The page encoding for news.sohu.com is:

---

### Solution Reference:

For reference, you can check the following link regarding the issue of garbled characters when downloading web pages or internal error codes like ORA-00600:

[How to resolve garbled characters when downloading web pages](http://www.myexception.cn/java-web/14391.html)

Relevant topic articles include:

- How to display Flash files or hidden Divs in a popup window using Ext for Air.

- Issues with MyEclipse code assist keys.

- Errors encountered while interacting between Flex and BlazeDS, even though the configuration is correct.

---

### Additional Notes:

1. **Encoding Issue**: The page encoding for `news.sohu.com` might not match the charset specified in your code (`gb2312`).

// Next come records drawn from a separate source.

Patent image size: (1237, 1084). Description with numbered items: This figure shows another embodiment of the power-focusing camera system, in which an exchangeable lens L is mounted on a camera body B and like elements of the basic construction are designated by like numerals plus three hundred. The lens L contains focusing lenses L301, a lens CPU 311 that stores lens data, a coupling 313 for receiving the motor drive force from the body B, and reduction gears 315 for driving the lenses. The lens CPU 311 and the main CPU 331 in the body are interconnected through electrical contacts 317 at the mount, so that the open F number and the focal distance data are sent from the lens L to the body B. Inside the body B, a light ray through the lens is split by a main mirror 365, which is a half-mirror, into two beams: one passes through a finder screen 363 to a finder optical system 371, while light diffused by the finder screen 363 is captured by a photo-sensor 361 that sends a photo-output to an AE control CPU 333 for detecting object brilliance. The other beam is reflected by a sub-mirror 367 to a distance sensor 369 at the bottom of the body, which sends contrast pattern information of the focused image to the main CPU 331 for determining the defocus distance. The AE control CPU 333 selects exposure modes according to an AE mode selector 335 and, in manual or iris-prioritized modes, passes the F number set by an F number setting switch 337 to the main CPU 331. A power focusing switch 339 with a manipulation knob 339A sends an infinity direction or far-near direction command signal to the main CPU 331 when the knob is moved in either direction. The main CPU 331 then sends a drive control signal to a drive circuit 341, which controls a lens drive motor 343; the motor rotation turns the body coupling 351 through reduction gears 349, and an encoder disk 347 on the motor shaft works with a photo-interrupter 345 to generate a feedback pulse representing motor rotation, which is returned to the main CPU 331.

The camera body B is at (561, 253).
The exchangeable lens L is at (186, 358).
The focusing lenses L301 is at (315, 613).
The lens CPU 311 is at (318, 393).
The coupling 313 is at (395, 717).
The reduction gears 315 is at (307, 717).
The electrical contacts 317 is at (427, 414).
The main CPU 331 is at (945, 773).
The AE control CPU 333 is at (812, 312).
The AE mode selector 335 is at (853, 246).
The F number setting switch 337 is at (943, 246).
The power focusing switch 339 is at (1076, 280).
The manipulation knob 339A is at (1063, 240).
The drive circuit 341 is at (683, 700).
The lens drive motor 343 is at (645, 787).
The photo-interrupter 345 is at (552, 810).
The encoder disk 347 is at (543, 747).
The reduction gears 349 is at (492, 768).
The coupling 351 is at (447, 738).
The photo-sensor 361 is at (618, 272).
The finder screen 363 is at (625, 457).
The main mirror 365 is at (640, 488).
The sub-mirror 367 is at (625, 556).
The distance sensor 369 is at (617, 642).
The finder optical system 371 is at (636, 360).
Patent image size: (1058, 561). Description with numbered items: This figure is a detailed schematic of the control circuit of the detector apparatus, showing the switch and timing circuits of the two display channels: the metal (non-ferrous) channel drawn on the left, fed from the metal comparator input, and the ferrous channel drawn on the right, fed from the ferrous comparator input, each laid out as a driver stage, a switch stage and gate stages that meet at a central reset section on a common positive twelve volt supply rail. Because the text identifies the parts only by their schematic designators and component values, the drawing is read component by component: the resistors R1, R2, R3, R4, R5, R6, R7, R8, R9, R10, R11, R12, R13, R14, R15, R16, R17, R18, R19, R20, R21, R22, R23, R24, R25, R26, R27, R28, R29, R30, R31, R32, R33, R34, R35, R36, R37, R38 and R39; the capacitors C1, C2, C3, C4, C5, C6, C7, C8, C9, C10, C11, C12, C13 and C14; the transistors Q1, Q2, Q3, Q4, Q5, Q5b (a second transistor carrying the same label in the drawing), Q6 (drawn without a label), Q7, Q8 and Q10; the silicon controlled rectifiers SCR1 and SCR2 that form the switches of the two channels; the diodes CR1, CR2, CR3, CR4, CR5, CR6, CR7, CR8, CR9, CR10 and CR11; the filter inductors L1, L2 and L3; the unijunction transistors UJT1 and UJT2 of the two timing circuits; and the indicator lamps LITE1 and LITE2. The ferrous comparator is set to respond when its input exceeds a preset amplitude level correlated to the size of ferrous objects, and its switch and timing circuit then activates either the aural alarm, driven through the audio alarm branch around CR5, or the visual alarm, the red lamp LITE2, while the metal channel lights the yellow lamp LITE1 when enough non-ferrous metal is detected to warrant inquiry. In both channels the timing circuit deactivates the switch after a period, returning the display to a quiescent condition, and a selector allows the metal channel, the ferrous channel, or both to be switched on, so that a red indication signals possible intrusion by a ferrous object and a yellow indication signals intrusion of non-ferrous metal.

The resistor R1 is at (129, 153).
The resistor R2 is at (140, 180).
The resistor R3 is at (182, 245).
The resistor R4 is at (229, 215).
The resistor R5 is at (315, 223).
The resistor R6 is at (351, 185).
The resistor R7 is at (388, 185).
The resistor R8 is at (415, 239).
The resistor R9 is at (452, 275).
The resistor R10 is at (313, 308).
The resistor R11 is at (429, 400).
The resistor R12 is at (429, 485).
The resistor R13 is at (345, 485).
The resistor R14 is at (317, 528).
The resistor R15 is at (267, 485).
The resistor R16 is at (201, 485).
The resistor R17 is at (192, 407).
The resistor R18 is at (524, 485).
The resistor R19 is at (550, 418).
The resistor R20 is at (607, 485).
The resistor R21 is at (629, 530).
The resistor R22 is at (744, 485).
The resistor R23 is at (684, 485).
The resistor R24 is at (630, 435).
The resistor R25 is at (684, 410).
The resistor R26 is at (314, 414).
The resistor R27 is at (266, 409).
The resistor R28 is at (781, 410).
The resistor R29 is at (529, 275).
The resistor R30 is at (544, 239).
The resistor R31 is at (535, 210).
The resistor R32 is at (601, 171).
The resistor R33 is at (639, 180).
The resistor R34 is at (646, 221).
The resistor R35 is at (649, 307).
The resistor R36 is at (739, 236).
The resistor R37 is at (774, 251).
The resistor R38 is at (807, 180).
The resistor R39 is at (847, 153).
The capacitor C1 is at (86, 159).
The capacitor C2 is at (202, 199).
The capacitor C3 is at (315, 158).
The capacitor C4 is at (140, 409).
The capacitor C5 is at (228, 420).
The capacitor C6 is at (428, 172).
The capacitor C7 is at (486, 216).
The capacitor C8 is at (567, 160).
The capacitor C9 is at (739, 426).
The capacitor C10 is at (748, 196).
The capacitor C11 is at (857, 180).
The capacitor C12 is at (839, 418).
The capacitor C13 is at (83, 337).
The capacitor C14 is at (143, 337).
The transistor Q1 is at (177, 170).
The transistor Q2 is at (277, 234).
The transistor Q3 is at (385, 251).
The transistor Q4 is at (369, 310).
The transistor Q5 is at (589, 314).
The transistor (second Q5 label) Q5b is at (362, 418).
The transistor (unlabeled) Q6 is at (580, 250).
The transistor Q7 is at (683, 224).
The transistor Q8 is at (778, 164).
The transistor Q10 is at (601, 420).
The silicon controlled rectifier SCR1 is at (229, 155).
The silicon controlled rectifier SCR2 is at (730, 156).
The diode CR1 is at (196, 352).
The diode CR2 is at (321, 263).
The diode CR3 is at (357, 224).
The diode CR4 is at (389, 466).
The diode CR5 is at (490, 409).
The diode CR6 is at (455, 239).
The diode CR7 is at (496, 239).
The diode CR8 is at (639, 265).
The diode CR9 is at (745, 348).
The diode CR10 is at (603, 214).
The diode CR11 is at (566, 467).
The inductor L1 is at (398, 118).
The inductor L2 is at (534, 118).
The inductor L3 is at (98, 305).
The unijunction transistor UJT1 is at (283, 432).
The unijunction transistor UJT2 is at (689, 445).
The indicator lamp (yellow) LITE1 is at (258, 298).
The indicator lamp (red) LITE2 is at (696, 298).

Ensure that the actual encoding of the webpage matches the charset you're using in your code.

2. **Server Restrictions**: Some servers may detect automated requests and block them based on headers or IP addresses. You can try mimicking a real browser more closely by adding additional headers (e.g., `Accept-Language`, `Referer`) or rotating user agents.

3. **Debugging Tips**: Use tools like Postman or browser developer tools to inspect the actual response from the server and verify the encoding. Adjust your code accordingly.

If the problem persists, consider providing more details about the response headers or any specific errors encountered.